Materialtipp Triathlon – Worauf du beim Kauf deiner Triathlonbekleidung achten solltest


Ob Einteiler oder Zweiteiler, deine Triathlonbekleidung benötigst du für alle drei Teildisziplinen: Schwimmen, Radfahren und Laufen. Entsprechend sollte sie funktionell und ausreichend bequem sein. Sie sollte dich in keinem Fall behindern, einengen oder zu unangenehmen Scheuerwunden führen. Bei den Materialien schenken sich die diversen Hersteller relativ wenig. Aber: Der Teufel liegt im Detail.

Einteiler oder Zweiteiler

Ein Triathlon-Einteiler mag etwas komplizierter zum An- und Ausziehen sein (v.a. wenn du dringend das Örtchen aufsuchen musst), besonders wenn es sich um einen Kompressionsanzug handelt. Dafür sitzt das Teil – hoffentlich – wie angegossen. Ein zu kurzer Frontreissverschluss oder eine fehlende Reissleine am Rückenreissverschluss werden in der Hektik des Wettkampfs leicht zur Ursache für Krämpfe beim verzweifelten Versuch den Trisuit an- oder auszuziehen.

Ein Triathlon-Zweiteiler ist in dieser Situation (An- und Ausziehen) leichter zu handhaben, aber birgt die Gefahr eines Sonnenbrandes am Rücken. Wenn sich das meist recht knapp gehaltene Triathlontop beim Radfahren am Rücken nach oben schiebt und einen Streifen blanker Haut frei gibt, der v.a. auf der Langstrecke gut durchgegrillt wird. Da bleibt die Erinnerung an die Veranstaltung garantiert bis Weihnachten…
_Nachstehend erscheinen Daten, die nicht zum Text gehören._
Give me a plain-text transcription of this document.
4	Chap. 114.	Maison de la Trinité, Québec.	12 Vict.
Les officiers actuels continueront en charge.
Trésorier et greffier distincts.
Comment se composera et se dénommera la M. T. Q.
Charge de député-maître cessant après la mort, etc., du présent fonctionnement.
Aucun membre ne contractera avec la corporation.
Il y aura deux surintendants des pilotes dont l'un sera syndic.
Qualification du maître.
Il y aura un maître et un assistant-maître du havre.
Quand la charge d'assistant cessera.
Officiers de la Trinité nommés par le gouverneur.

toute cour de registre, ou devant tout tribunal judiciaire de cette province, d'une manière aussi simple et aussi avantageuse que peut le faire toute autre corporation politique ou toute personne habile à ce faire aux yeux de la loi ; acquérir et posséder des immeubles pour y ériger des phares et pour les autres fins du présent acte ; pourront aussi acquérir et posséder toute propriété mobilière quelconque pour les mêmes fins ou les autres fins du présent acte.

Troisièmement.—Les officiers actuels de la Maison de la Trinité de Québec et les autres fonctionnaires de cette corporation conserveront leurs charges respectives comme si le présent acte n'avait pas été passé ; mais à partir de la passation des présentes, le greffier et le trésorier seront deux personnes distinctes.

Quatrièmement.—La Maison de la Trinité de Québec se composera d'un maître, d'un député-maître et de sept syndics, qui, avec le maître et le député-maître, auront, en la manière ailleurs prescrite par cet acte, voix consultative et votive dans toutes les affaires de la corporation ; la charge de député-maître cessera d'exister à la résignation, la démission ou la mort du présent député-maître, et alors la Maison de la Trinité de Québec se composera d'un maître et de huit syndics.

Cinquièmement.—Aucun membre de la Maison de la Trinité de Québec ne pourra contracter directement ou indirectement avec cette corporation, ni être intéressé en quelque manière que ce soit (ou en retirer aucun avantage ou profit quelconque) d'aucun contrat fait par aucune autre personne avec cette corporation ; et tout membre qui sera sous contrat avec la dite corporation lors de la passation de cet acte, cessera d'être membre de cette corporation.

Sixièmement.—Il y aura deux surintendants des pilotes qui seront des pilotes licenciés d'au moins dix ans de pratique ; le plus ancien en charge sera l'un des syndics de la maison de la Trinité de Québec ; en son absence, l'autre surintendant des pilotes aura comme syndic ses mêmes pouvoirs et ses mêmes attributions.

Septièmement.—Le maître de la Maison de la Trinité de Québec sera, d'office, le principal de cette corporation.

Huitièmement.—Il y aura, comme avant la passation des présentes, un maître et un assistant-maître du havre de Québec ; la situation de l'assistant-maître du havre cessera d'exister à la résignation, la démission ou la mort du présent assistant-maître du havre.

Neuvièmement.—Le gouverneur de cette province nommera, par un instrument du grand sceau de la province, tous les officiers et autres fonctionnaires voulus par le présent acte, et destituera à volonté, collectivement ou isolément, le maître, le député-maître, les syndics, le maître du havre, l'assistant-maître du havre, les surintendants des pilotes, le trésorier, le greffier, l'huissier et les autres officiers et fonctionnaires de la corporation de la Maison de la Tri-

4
Ein weiterer bedenkenswerter Nachteil der Zweiteiler liegt in dem notwendig straffen Hosenbund, der beim Radfahren gern in den Bauch einschnürt. Wer einen empfindlichen Magen hat, sollte darauf achten und überprüfen, ob die enge Schnürung der Trishorts vielleicht ihren Anteil an eventuell auftretenden Magenbeschwerden hat.

Passform

Deine Triathlonbekleidung sollte sehr eng anliegen. Das ist besonders wichtig beim Schwimmen, wenn Neoprenverbot herrscht und beim Radfahren. Nachfolgend findest du ein paar Hinweise, welche weiteren Details deiner Triathlon Bekleidung welche Vorteile für dich bieten.

Obermaterial

Das Obermaterial von Trisuits ist meistens eine Mischung aus Polyester, Polyamid, Nylon ggfs. mit einem Anteil an Lycra oder Elasthan, um es dehnfähiger zu machen. Das Material sollte unbedingt atmungsaktiv sein und schnell trocknen. Einsätze an Seite oder Rücken aus luftigem Mesh-Material sorgen für zusätzliche Kühlung.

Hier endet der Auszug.